The Chronicles of the Skin
By Mauro Aprile Zanetti

1. We were asleep. Around ten pm,

then we heard a whistle, kinda big bang,

Enkidu roaring with a clang or Gilgamesh:

and it all happened so fast: as a light, as a thunder, a blast!

We collapsed, and I was shouting for help

after the clash of the bones and stones and hearts,

and only to find that other people were also in need of help,

oh people, how many left deaf, biting the dust!

2. And, I then realized:

my brothers and cousins all dead.

They were forty, and now they are dead.

My grandfather’s house, a tomb:

destroyed by an incandescent iron – oh bomb!

My grandmother was torn to four pieces in the air;

my aunt is missing, and nieces, with loose hair.

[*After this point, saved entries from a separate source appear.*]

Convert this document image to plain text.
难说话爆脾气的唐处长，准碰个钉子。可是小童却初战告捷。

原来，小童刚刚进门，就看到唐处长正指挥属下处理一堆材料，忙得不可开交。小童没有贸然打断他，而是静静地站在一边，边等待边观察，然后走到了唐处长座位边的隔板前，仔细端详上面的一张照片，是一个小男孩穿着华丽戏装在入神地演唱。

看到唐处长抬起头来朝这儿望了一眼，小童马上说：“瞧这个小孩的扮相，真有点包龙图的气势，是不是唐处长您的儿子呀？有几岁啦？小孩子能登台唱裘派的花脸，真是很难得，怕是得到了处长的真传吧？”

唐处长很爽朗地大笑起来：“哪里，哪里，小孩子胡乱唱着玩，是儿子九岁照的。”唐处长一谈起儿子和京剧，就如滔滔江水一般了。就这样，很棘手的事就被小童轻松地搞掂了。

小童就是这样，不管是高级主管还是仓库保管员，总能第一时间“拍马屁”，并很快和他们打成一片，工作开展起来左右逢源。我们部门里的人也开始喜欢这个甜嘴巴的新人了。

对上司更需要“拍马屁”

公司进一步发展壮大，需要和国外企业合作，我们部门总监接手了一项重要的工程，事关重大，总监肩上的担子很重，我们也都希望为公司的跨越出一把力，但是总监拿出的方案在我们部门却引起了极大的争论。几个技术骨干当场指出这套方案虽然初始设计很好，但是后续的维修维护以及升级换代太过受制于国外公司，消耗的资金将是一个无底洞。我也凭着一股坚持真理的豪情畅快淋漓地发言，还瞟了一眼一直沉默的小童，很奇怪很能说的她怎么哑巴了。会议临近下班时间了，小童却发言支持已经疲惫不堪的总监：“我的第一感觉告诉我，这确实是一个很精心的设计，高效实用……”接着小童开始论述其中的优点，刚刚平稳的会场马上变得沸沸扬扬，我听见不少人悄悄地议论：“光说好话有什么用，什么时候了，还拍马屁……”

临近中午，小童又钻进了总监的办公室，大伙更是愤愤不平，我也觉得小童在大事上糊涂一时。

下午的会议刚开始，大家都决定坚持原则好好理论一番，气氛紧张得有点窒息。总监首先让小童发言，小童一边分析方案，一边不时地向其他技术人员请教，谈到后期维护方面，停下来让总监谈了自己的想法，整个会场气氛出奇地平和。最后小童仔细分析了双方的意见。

And still I do want to still understand

why you are attacking us, oh man!

Is it survival of the strongest?

Just like that? Like that? Like that?

3. Houses torn down like they are paper:

my cousins were all young,

and one of them was praying

when it happened.

They smelled good even after they had died

and they were smiling, smelling deaths, died

when we were shouting for their bodies with our bodies:

“Maria, Maria, Maria, Maria”.

4. And my cousin… he also had a son who had died;

and a pregnant woman in her ninth month:

a pregnant death giving no more birth, but calling for death;

and her husband who saved money to be prepared
for her giving birth, the birth, a birth, oh my second birth.

Gone, they are all gone!

5. What else could I tell you?

About my cousin Giufà?

His father lost his mind after he had died, alas Giufà!

Now a father sleeps next to his son’s grave.

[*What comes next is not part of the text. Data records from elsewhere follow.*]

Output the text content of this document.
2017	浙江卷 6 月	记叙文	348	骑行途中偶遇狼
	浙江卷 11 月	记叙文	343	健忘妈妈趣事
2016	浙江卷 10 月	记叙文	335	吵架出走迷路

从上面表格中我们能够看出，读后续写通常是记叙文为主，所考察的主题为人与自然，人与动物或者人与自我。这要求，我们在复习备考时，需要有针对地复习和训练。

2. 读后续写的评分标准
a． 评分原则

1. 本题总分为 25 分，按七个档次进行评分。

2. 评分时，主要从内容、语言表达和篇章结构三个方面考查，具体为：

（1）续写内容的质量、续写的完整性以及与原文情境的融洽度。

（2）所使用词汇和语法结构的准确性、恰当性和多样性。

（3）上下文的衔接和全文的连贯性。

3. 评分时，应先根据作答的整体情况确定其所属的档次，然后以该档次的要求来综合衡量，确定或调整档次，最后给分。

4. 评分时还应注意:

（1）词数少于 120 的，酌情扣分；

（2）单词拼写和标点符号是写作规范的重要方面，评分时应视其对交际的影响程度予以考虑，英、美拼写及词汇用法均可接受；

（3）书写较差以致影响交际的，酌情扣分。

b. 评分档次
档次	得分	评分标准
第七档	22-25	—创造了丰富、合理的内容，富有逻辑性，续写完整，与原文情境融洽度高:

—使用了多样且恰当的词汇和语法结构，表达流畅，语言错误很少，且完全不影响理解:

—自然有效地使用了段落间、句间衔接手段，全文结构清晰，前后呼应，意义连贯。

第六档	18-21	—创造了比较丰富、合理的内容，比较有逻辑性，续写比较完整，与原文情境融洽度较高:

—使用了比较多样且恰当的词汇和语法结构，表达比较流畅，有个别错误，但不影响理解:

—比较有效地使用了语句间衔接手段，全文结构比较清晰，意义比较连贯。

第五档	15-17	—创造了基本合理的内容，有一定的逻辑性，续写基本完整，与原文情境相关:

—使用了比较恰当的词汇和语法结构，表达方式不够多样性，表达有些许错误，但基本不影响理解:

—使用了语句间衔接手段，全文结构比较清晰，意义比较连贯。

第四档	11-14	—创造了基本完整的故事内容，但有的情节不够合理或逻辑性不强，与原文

No right, no left, close to less than a grave

to guard his own son and greet him.

“Allwombing tomb, omniwomb, his mouth”.

He is no longer sane, no longer with brains.

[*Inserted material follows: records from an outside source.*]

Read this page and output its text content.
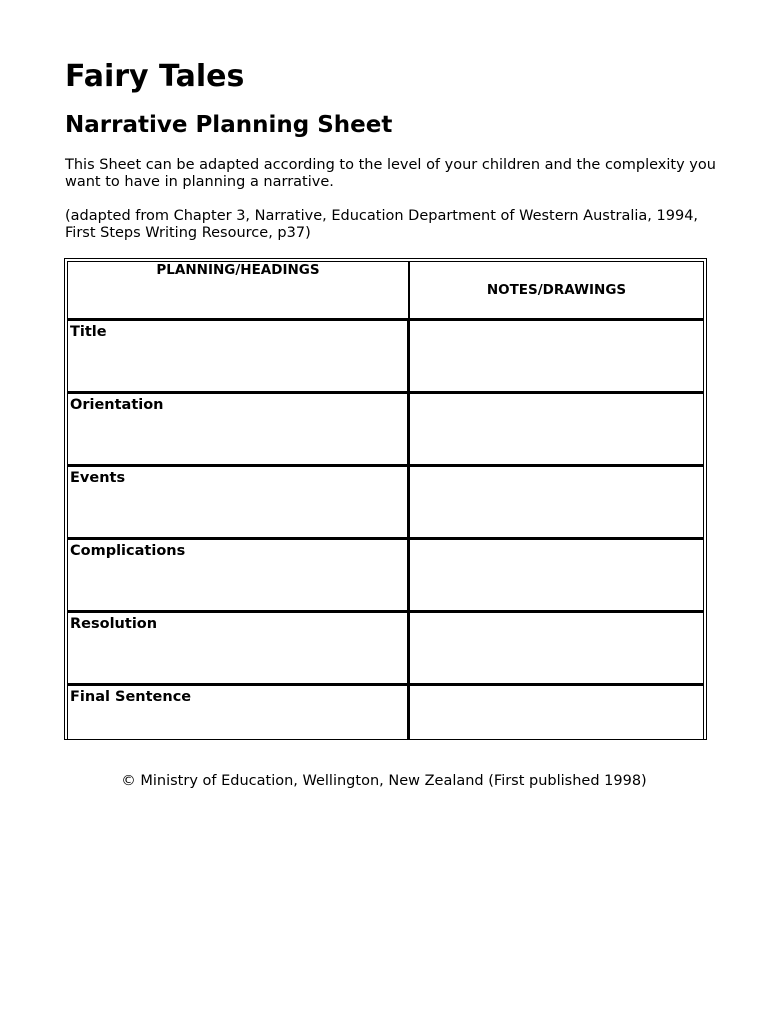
Fairy Tales
Narrative Planning Sheet

This Sheet can be adapted according to the level of your children and the complexity you want to have in planning a narrative.

(adapted from Chapter 3, Narrative, Education Department of Western Australia, 1994, First Steps Writing Resource, p37)

PLANNING/HEADINGS	NOTES/DRAWINGS
Title	
Orientation	
Events	
Complications	
Resolution	
Final Sentence	

© Ministry of Education, Wellington, New Zealand (First published 1998)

Something fell apart with his head.

And it all happened like it all was an earthquake:

we didn’t see anything, not a break.

I was hit and had lost consciousness,

and fortunately not my wheelchair.
And to my father, who is sensitive,

I had told him I was not harmed,

but rather swamped by a Leviathan of awareness.

6. My mother, majestic in her mountain pose,

resurrected from the rubble, went on dispensing endearment:

hope, fables, lullabies, and tenderness for all of us kids –

ill-concealing her blown up teeth

with her bleeding hand, doing voices for us –

she was dispensing smiles, care and caresses,

while trying with her trembling eyes to recompose

the landscape of the seasons of a whole life.

7. And so we carried on helping other people over there.

They were good people, still dreaming in their own stony sleep:

their houses in huge despair,

and those people, who were helping,

they needed help for themselves, waste.
Our world is a handful of whitish silent dust.

8. Son, which is your people?

Oh mirror, where do you come from, kid?

And what about your skin?

Which race do you belong to, little sun?

What is your faith, pal?

9. Sir, I come from the Earth, that blue planet, Madonna-blue.

And I do belong to that one-and-only race

which is only a human trace.

My people is the upcoming people, voilà!

Made up of my skin’s atoms for another hurrah!

My faith is you, oh dear:

hypocrite lecteur, mon semblable, mon frère!